Google has developed SynthID Text, which makes it easy to distinguish AI-generated content from human-written publications, and the company has made it available open source version.
The new SynthID Text tool is part of a larger set of "watermarks" tools for generative AI output. This watermark system can help prevent AI chatbots from misusing misinformation and misinformation, not to mention cheating in schools and workplaces.
DeepMind's vice president of research, Bushmit Kohli, said: "While SynthID is not a panacea for identifying AI-generated content, it is an important building block for developing more reliable AI identification tools."
Scott Arnson of the University of Texas at Austin, who previously worked on AI safety at OpenAI, says, "I hope other large language model companies, including OpenAI and Anthropic, will follow DeepMind's lead."
The US tech giant unveiled a photo watermark last year, and has since rolled out one for the AI-generated video clipper.

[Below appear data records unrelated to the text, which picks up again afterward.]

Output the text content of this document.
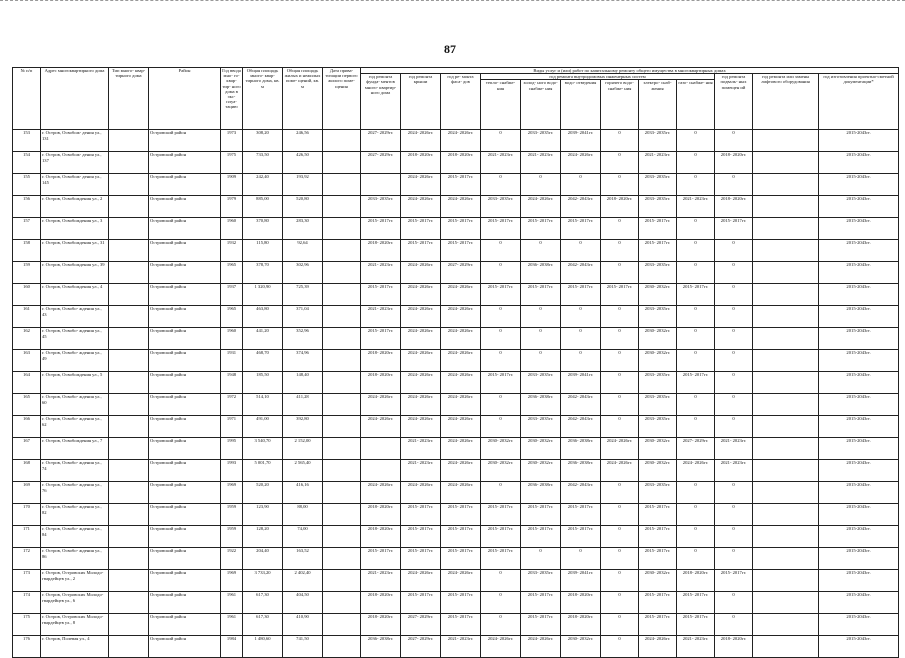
87
№ п/п	Адрес многоквартирного дома	Тип много- квар- тирного дома	Район	Год ввода мно- го- квар- тир- ного дома в экс- плуа- тацию	Общая площадь много- квар- тирного дома, кв. м	Общая площадь жилых и нежилых поме- щений, кв. м	Дата прива- тизации первого жилого поме- щения	Виды услуг и (или) работ по капитальному ремонту общего имущества в многоквартирных домах											
								год ремонта фунда- ментов много- квартир- ного дома	год ремонта крыши	год ре- монта фаса- дов	год ремонта внутридомовых инженерных систем						год ремонта подваль- ных помещен ий	год ремонта или замены лифтового оборудования	год изготовления проектно-сметной документации*
											тепло- снабже- ния	холод- ного водо- снабже- ния	водо- отведения	горячего водо- снабже- ния	электро- снаб- жения	газо- снабже- ния			
153	г. Остров, Освобож- дения ул., 131		Островский район	1973	308,20	246,56		2027- 2029гг.	2024- 2026гг.	2024- 2026гг.	0	2033- 2035гг.	2039- 2041гг.	0	2033- 2035гг.	0	0		2015-2043гг.
154	г. Остров, Освобож- дения ул., 137		Островский район	1975	733,50	426,50		2027- 2029гг.	2018- 2020гг.	2018- 2020гг.	2021- 2023гг.	2021- 2023гг.	2024- 2026гг.	0	2021- 2023гг.	0	2018- 2020гг.		2015-2043гг.
155	г. Остров, Освобож- дения ул., 145		Островский район	1909	242,40	193,92			2024- 2026гг.	2015- 2017гг.	0	0	0	0	2033- 2035гг.	0	0		2015-2043гг.
156	г. Остров, Освобождения ул., 2		Островский район	1979	885,00	520,80		2033- 2035гг.	2024- 2026гг.	2024- 2026гг.	2033- 2035гг.	2024- 2026гг.	2042- 2043гг.	2018- 2020гг.	2033- 2035гг.	2021- 2023гг.	2018- 2020гг.		2015-2043гг.
157	г. Остров, Освобождения ул., 3		Островский район	1960	370,80	283,30		2015- 2017гг.	2015- 2017гг.	2015- 2017гг.	2015- 2017гг.	2015- 2017гг.	2015- 2017гг.	0	2015- 2017гг.	0	2015- 2017гг.		2015-2043гг.
158	г. Остров, Освобождения ул., 31		Островский район	1932	115,80	92,64		2018- 2020гг.	2015- 2017гг.	2015- 2017гг.	0	0	0	0	2015- 2017гг.	0	0		2015-2043гг.
159	г. Остров, Освобождения ул., 39		Островский район	1965	378,70	302,96		2021- 2023гг.	2024- 2026гг.	2027- 2029гг.	0	2036- 2038гг.	2042- 2043гг.	0	2033- 2035гг.	0	0		2015-2043гг.
160	г. Остров, Освобождения ул., 4		Островский район	1937	1 320,90	725,39		2015- 2017гг.	2024- 2026гг.	2024- 2026гг.	2015- 2017гг.	2015- 2017гг.	2015- 2017гг.	2015- 2017гг.	2030- 2032гг.	2015- 2017гг.	0		2015-2043гг.
161	г. Остров, Освобо- ждения ул., 43		Островский район	1965	463,80	371,04		2021- 2023гг.	2024- 2026гг.	2024- 2026гг.	0	0	0	0	2033- 2035гг.	0	0		2015-2043гг.
162	г. Остров, Освобо- ждения ул., 45		Островский район	1960	441,20	352,96		2015- 2017гг.	2024- 2026гг.	2024- 2026гг.	0	0	0	0	2030- 2032гг.	0	0		2015-2043гг.
163	г. Остров, Освобо- ждения ул., 49		Островский район	1931	468,70	374,96		2018- 2020гг.	2024- 2026гг.	2024- 2026гг.	0	0	0	0	2030- 2032гг.	0	0		2015-2043гг.
164	г. Остров, Освобождения ул., 5		Островский район	1948	185,50	148,40		2018- 2020гг.	2024- 2026гг.	2024- 2026гг.	2015- 2017гг.	2033- 2035гг.	2039- 2041гг.	0	2033- 2035гг.	2015- 2017гг.	0		2015-2043гг.
165	г. Остров, Освобо- ждения ул., 60		Островский район	1972	514,10	411,28		2024- 2026гг.	2024- 2026гг.	2024- 2026гг.	0	2036- 2038гг.	2042- 2043гг.	0	2033- 2035гг.	0	0		2015-2043гг.
166	г. Остров, Освобо- ждения ул., 62		Островский район	1971	491,00	392,80		2024- 2026гг.	2024- 2026гг.	2024- 2026гг.	0	2033- 2035гг.	2042- 2043гг.	0	2033- 2035гг.	0	0		2015-2043гг.
167	г. Остров, Освобождения ул., 7		Островский район	1995	3 540,70	2 152,00			2021- 2023гг.	2024- 2026гг.	2030- 2032гг.	2030- 2032гг.	2036- 2038гг.	2024- 2026гг.	2030- 2032гг.	2027- 2029гг.	2021- 2023гг.		2015-2043гг.
168	г. Остров, Освобо- ждения ул., 74		Островский район	1993	5 001,70	2 565,40			2021- 2023гг.	2024- 2026гг.	2030- 2032гг.	2030- 2032гг.	2036- 2038гг.	2024- 2026гг.	2030- 2032гг.	2024- 2026гг.	2021- 2023гг.		2015-2043гг.
169	г. Остров, Освобо- ждения ул., 76		Островский район	1969	520,20	416,16		2024- 2026гг.	2024- 2026гг.	2024- 2026гг.	0	2036- 2038гг.	2042- 2043гг.	0	2033- 2035гг.	0	0		2015-2043гг.
170	г. Остров, Освобо- ждения ул., 82		Островский район	1959	123,90	88,00		2018- 2020гг.	2015- 2017гг.	2015- 2017гг.	2015- 2017гг.	2015- 2017гг.	2015- 2017гг.	0	2015- 2017гг.	0	0		2015-2043гг.
171	г. Остров, Освобо- ждения ул., 84		Островский район	1959	128,20	74,00		2018- 2020гг.	2015- 2017гг.	2015- 2017гг.	2015- 2017гг.	2015- 2017гг.	2015- 2017гг.	0	2015- 2017гг.	0	0		2015-2043гг.
172	г. Остров, Освобо- ждения ул., 86		Островский район	1922	204,40	163,52		2015- 2017гг.	2015- 2017гг.	2015- 2017гг.	2015- 2017гг.	0	0	0	2015- 2017гг.	0	0		2015-2043гг.
173	г. Остров, Островских Молодо- гвардейцев ул., 2		Островский район	1969	3 733,20	2 402,40		2021- 2023гг.	2024- 2026гг.	2024- 2026гг.	0	2033- 2035гг.	2039- 2041гг.	0	2030- 2032гг.	2018- 2020гг.	2015- 2017гг.		2015-2043гг.
174	г. Остров, Островских Молодо- гвардейцев ул., 6		Островский район	1961	617,30	404,50		2018- 2020гг.	2015- 2017гг.	2015- 2017гг.	0	2015- 2017гг.	2018- 2020гг.	0	2015- 2017гг.	2015- 2017гг.	0		2015-2043гг.
175	г. Остров, Островских Молодо- гвардейцев ул., 8		Островский район	1961	617,30	410,90		2018- 2020гг.	2027- 2029гг.	2015- 2017гг.	0	2015- 2017гг.	2018- 2020гг.	0	2015- 2017гг.	2015- 2017гг.	0		2015-2043гг.
176	г. Остров, Полевая ул., 4		Островский район	1984	1 480,60	741,50		2036- 2038гг.	2027- 2029гг.	2021- 2023гг.	2024- 2026гг.	2024- 2026гг.	2030- 2032гг.	0	2024- 2026гг.	2021- 2023гг.	2018- 2020гг.		2015-2043гг.
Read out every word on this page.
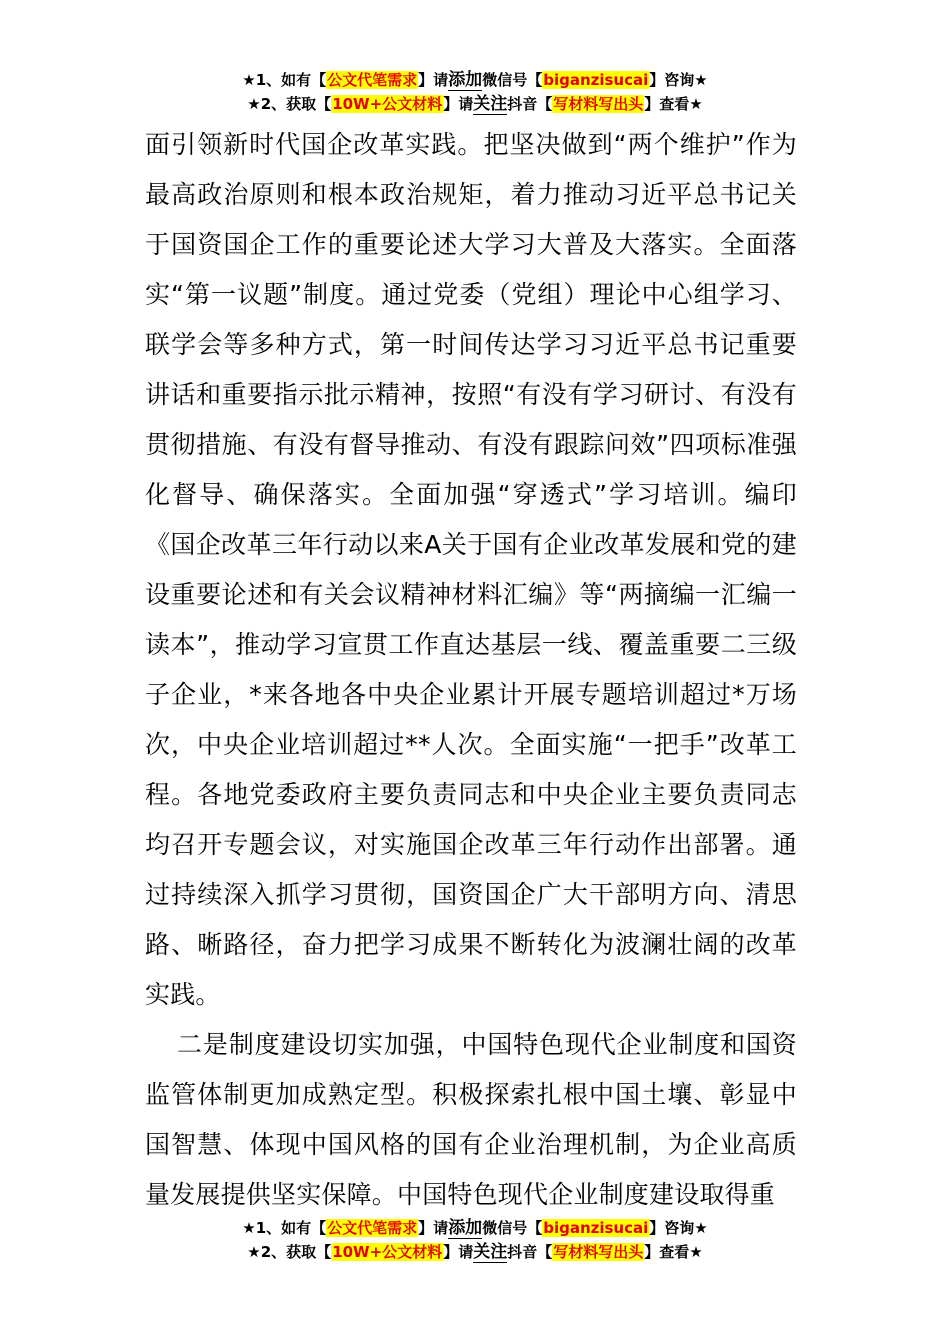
★1、如有【公文代笔需求】请添加微信号【biganzisucai】咨询★
★2、获取【10W+公文材料】请关注抖音【写材料写出头】查看★

面引领新时代国企改革实践。把坚决做到“两个维护”作为最高政治原则和根本政治规矩，着力推动习近平总书记关于国资国企工作的重要论述大学习大普及大落实。全面落实“第一议题”制度。通过党委（党组）理论中心组学习、联学会等多种方式，第一时间传达学习习近平总书记重要讲话和重要指示批示精神，按照“有没有学习研讨、有没有贯彻措施、有没有督导推动、有没有跟踪问效”四项标准强化督导、确保落实。全面加强“穿透式”学习培训。编印《国企改革三年行动以来A关于国有企业改革发展和党的建设重要论述和有关会议精神材料汇编》等“两摘编一汇编一读本”，推动学习宣贯工作直达基层一线、覆盖重要二三级子企业，*来各地各中央企业累计开展专题培训超过*万场次，中央企业培训超过**人次。全面实施“一把手”改革工程。各地党委政府主要负责同志和中央企业主要负责同志均召开专题会议，对实施国企改革三年行动作出部署。通过持续深入抓学习贯彻，国资国企广大干部明方向、清思路、晰路径，奋力把学习成果不断转化为波澜壮阔的改革实践。

二是制度建设切实加强，中国特色现代企业制度和国资监管体制更加成熟定型。积极探索扎根中国土壤、彰显中国智慧、体现中国风格的国有企业治理机制，为企业高质量发展提供坚实保障。中国特色现代企业制度建设取得重

★1、如有【公文代笔需求】请添加微信号【biganzisucai】咨询★
★2、获取【10W+公文材料】请关注抖音【写材料写出头】查看★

In May, the company announced that it was applying SynthID to its Gemini smart software and online chatbots and made it available for free on Hugging Face, an open repository of AI data collections and models.
The company has now published a paper in the journal Nature showing how SynthID has generally outperformed watermark technologies similar to the artificial intelligence of text. The comparison included assessing how easily responses from different watermarked AI models were easily detected. The SynthID tool works by adding an invisible watermark directly to the text when it is created by an AI model.
The Google DeepMind team found that using the SynthID watermark does not compromise the quality, accuracy, creativity or speed of the text created. This conclusion was drawn from a huge SynthID performance experiment after the watermark was published in Gemini outputs and used by millions of people.